Wichtig für die Erfindung ist, daß nach dem Festlöten des Anschlußdrahtes 6 die Stromschiene 5 eine zweite Biegung 12 erhält, die von der ersten Biegung 10 einen Abstand aufweist und das jeweilige Ende der Stromschiene 5 zu dem Trägerelement 3 hinführt. Dieser Zustand ist in Fig. 3 dargestellt. Der Abstand zwischen den Biegungen 10 und 12 ist so bemessen, daß das Ende der Stromschiene 5 während der Formung der Biegung 12 und während des Endzustandes das Bauteil 4 nicht berührt. Die Tasche 7, die das Ende der Stromschiene 5 vor einer Berührung mit dem Sensorgehäuse 2 schützt, ist hier im Schnitt dargestellt.


Anspruch[de]
  1. 1. Verfahren zur Herstellung eines Sensors mit einem Sensorgehäuse, in welches ein mit elektrischer Energie zu versorgende Bauteile aufnehmendes Trägerelement angeordnet ist, welches Schächte zum Einsetzen von Stromschienen aufweist, die an ihren Enden elektrisch mit Anschlußdrähten der Bauteile verbunden werden, wobei die Enden der Stromschienen vor dem Verbinden mit den Bauteilen zumindest eine radiale Biegung nach außen aufweisen und nach dem Verbinden zurück in Richtung des Trägerelementes gebogen werden, dadurch gekennzeichnet, daß das Zurückbiegen der Stromschienen (5) durch Erzeugen einer zweiten Biegung (12) erfolgt, die von der ersten Biegung (10) Abstand hat.
  2. 2. Verfahren nach Anspruch 1, dadurch gekennzeichnet, daß die Stromschiene (5) vor dem Verbinden mit dem Anschlußdraht (6) unmittelbar hinter dem Austritt aus dem Schacht (8) durch eine dritte Biegung (11) nach außen und nach dem Verbinden mit dem Anschlußdraht (6) weiter zum Ende der Stromschiene (5) hin durch die zweite Biegung (12) zurück nach innen gebogen wird.
  3. 3. Nach den Ansprüchen 1 oder 2 hergestellter Sensor mit einem Sensorgehäuse, in welches ein mit elektrischer Energie zu versorgende Bauteile aufnehmendes Trägerelement angeordnet ist, welches Schächte zum Einsetzen von Stromschienen aufweist, die an ihren Enden elektrisch mit Anschlußdrähten der Bauteile verbunden sind, wobei die Enden der Stromschienen eine radiale Biegung nach außen aufweisen, dadurch gekennzeichnet, daß die Stromschienen (5) mit Abstand zu der ersten, radialen Biegung (10) eine zweite Biegung (12) aufweisen, durch welche sie zurück in Richtung des Trägerelementes (3) gerichtet sind.

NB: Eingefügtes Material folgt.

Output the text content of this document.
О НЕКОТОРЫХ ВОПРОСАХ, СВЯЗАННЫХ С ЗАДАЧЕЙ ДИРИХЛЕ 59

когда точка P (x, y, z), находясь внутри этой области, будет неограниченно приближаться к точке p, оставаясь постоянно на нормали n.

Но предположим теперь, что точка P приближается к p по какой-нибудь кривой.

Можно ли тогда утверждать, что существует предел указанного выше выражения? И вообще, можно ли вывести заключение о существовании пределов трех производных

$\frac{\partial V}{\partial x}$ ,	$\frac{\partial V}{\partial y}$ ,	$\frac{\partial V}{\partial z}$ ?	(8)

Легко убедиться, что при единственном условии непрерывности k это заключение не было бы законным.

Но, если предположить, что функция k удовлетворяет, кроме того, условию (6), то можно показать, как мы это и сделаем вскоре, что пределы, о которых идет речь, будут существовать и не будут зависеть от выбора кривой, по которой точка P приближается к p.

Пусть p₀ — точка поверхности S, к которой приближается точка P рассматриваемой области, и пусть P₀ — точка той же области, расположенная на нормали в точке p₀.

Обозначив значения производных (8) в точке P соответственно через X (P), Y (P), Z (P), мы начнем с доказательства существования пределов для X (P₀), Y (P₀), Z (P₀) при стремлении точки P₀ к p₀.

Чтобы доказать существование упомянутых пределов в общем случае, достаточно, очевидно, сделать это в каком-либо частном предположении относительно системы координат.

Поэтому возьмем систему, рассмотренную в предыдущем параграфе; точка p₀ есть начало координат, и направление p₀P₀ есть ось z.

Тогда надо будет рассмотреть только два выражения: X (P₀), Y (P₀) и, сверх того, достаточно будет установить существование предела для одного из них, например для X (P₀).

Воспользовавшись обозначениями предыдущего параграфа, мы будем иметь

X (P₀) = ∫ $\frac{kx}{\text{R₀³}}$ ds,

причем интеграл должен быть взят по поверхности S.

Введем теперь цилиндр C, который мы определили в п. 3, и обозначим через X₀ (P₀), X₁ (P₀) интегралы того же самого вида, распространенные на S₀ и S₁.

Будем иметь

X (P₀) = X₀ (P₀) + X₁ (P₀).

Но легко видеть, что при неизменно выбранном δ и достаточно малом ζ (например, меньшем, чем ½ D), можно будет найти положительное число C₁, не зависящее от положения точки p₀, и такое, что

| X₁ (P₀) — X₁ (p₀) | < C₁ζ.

  4. 4. Sensor nach Anspruch 3, dadurch gekennzeichnet, daß die Enden der Stromschienen (5) an zumindest zwei Stellen einander entgegengesetzte Biegungen (10, 12) aufweisen.
  5. 5. Sensor nach Anspruch 4, dadurch gekennzeichnet, daß die Stromschienen (5) in den Schächten (8) des Trägerelements (3) durch einen gekrümmten Verlauf der Stromschienen (5) kraftschlüssig befestigt sind.
  6. 6. Sensor nach Anspruch 4 oder 5, dadurch gekennzeichnet, daß das Trägerelement (3) zur Aufnahme jeweils eines Endes einer Stromschiene (5) zwei Taschen (7) aufweist, welche zum Schacht (8) und tangential zu der Seite hin offen sind, zu der das jeweilige Ende einer Stromschiene (5) vor ihrem Zurückbiegen ragt.
  7. 7. Sensor nach Anspruch 6, dadurch gekennzeichnet, daß die Tasche (7) an ihrer tangentialen Einlaßseite widerhakenartig ausgebildet ist.
  8. 8. Verfahren nach zumindest einem der vorhergehenden Ansprüche, dadurch gekennzeichnet, daß die Schächte (8) im Trägerelement (3) außermittig vorgesehen sind.